Were there female versions of Casanova?
In 2025, a woman writer in the Independent (UK) declared "There is no female equivalent of Casanova" (.). That is true to the degree that no two lives are the same, and Casanova was a rather unusual character who led a very complex life. But, I think the writer is implying that no women have succeeded with the liberated, itinerant, intellectual and celebrity lifestyle that Casanova enjoyed, and she attributes this to misogynistic "sexual shame" and "slut-shaming."
That just doesn't seem right. For one thing, there are many women over the past 100 years who have lived that lifestyle (c.f. here and here). For another, Henriette who appears in Casanova's memoirs (possibly that's her shown above), seems like Casanova's equal.
Below are three women from the previous century (the reign of Louis XIV in France and Charles II in England), who seemingly contradict the writer's argument.
First, Mademoiselle de Maupin, whose given name was Julie d'Aubigny, born in Paris sometime around 1673. When young, her father arranged for her to get an education and to become an expert fencer. By the age of 14, she was mistress to one nobleman and, later that year, was married to another. In the next few years she began dressing in men's clothes (which she did throughout her life), killed several men in illegal duels, engaged in her first lesbian relationship (including breaking into a convent in Avignon to rescue her lover and placing the corpse of a recently deceased nun in their bed and then setting the room on fire).

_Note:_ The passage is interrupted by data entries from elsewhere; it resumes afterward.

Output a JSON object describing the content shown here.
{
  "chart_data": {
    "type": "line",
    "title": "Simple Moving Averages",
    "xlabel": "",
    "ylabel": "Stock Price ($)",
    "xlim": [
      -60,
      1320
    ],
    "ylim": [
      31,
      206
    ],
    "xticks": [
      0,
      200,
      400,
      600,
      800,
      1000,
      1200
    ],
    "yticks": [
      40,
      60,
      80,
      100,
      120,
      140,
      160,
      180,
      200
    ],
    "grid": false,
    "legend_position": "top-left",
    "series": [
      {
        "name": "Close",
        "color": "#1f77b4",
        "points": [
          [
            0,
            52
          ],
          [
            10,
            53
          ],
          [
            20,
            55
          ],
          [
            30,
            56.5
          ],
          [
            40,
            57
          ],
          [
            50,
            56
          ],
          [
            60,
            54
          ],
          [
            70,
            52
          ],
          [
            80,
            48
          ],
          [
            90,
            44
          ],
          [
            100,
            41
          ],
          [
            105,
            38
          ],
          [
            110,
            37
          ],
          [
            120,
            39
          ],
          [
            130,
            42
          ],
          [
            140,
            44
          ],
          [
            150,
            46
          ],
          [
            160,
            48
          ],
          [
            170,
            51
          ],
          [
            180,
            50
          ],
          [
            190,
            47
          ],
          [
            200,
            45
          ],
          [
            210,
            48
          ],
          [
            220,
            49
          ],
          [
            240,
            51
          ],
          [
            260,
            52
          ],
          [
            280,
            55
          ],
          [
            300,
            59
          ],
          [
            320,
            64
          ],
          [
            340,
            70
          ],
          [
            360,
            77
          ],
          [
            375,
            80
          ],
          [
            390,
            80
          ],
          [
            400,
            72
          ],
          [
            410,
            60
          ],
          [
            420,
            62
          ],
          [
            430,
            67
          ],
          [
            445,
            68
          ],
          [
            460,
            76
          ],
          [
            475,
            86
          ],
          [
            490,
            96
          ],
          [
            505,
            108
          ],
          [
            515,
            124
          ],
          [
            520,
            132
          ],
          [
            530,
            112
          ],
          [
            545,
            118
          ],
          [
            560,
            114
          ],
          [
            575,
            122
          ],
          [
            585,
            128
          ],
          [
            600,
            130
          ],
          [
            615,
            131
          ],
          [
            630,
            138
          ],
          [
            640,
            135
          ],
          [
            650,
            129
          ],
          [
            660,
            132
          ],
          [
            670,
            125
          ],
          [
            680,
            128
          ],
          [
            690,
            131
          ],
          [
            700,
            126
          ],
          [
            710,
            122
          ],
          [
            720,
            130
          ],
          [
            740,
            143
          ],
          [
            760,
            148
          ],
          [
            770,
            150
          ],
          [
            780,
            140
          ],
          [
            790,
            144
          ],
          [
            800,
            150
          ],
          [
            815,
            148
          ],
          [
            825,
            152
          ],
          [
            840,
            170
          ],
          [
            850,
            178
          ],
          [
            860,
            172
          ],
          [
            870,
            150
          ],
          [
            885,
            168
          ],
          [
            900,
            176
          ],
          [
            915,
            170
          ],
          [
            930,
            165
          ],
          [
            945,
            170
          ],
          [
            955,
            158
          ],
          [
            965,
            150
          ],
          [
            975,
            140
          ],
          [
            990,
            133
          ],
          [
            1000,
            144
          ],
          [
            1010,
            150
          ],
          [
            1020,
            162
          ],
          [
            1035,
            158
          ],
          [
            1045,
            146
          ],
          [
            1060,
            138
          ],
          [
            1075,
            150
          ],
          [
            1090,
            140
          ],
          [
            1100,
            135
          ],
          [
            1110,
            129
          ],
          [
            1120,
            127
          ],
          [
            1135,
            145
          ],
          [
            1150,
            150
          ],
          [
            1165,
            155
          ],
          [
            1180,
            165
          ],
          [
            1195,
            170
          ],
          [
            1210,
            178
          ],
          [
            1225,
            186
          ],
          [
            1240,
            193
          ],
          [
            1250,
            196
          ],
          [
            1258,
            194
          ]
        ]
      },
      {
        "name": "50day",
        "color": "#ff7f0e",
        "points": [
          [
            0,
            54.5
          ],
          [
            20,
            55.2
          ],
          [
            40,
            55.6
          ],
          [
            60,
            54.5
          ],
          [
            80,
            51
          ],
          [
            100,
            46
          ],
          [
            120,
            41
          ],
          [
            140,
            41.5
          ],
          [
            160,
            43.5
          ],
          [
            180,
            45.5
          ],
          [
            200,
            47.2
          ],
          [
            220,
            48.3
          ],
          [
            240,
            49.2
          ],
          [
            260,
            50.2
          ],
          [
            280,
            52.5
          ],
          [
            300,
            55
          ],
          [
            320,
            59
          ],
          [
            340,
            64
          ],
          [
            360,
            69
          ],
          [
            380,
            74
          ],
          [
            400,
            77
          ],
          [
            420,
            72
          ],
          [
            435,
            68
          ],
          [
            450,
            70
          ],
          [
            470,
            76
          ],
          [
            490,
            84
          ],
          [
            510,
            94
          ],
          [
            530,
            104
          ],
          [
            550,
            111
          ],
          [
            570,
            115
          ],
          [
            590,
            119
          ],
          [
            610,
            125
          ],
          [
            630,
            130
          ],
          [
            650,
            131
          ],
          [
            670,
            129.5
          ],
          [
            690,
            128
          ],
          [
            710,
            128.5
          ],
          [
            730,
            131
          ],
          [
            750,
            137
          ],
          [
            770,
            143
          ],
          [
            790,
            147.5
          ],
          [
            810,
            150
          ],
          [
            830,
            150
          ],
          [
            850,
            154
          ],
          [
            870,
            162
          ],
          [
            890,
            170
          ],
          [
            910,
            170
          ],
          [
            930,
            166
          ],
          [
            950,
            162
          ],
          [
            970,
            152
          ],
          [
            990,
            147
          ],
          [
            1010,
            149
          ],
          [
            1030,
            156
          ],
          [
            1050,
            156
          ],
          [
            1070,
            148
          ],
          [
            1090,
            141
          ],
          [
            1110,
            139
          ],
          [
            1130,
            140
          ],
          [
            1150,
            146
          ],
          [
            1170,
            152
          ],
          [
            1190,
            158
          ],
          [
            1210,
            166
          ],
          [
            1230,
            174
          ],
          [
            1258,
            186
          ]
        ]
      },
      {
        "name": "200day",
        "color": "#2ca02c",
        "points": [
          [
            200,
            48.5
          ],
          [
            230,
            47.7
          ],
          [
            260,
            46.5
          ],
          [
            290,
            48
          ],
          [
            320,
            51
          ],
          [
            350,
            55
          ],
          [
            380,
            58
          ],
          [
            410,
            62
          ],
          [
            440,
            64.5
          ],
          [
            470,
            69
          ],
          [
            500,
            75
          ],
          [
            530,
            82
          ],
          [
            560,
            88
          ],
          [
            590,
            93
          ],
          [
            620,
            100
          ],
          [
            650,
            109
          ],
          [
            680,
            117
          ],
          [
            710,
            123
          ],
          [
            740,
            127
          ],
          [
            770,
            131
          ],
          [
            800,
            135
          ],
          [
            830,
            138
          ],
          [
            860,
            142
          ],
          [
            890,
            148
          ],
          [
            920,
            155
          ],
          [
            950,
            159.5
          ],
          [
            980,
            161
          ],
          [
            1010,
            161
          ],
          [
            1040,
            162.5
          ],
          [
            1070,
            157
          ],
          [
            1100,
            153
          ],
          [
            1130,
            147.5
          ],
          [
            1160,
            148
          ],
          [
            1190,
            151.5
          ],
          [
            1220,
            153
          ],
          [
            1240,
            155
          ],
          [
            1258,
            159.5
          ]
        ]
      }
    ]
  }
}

Later in life, she achieved fame as a singer at the Marseille and Paris Operas, where her good looks, musical talent and notoriety as a bisexual woman made her a celebrity. Many roles were written specifically for her and her career reached its peak between 1698 and 1705, while the dramas in her personal life continued unabated. Her opera career ended in 1705 when her then-lover, the celebrated beauty Madame la Marquise de Florensac, died from a fever. This appears to have depressed Maupin, leading her to retire from the opera and in some accounts she entered a convent. It's all a bit mysterious, but she was dead two years later, in 1707. Both women were only in their mid-30's. It's true that Casanova lived to a ripe old age.
If we were to regard Casanova primarily as a sexual predator and con man (I don't share this view), then there are some interesting female equivalents - if we focus on business, alchemy and magic. One of them is Catherine Monvoisin, a Frenchwoman better known as La Voisin. Her main claim to fame is as a fortune teller, abortion provider and dealer in poisons and aphrodisiacs to the rich and famous (notably in the notorious "Affair of the Poisons").

She ran her extensive business activities out of a mansion in Villeneuve-sur-Gravois, now Rue Beauregard, in the 2nd arrondissement of Paris, where the most influential client was Madame de Montespan, the mistress of the King, who may have paid her to murder the King (she failed). Over the years, Voisin had to support a family of six, including her husband and her mother, and she continued to take lovers. Eventually her luck ran out: she was accused of arranging black masses and witchcraft and she was burned at the stake in 1680. She was only 40. I think the case could be made that she was a victim of misogyny, but crime was the primary reason for her execution.
Lastly, there was the Italian-born Hortense Mancini, a niece of Cardinal Mazarin, the chief minister of France. She was married off at 14 to one of the richest men in Europe, but it was a disaster (not her fault). Four children later, she ran away to Savoy where she wrote her memoirs (very unusual at the time). Eventually, she ran out of money and, in 1675, she traveled to England dressed as a man. She enjoyed the cross-dressing, the drinking, riding, shooting, swimming and, before long, voilà, she was King Charles II's mistress and having multiple affairs with other men and women, notably Anne Lennard, Countess of Sussex. Their most celebrated stunt was a pretend sword fight in nightgowns in St. James' Park. With her affairs so publicly known, Charles broke off his attentions, and Mancini occupied the rest of her time hosting a salon which, in the years that followed, became famous for introducing champagne and a host of new intellectual ideas into England. She may have drunk herself to death or committed suicide, in 1699. She was 53.

None of this necessarily proves the Independent writer was wrong, but it would be a "shame" if we overlooked the achievements, both good and bad, of some of the extraordinary women in Europe during the 17th and 18th centuries who lived their lives the way they wanted to.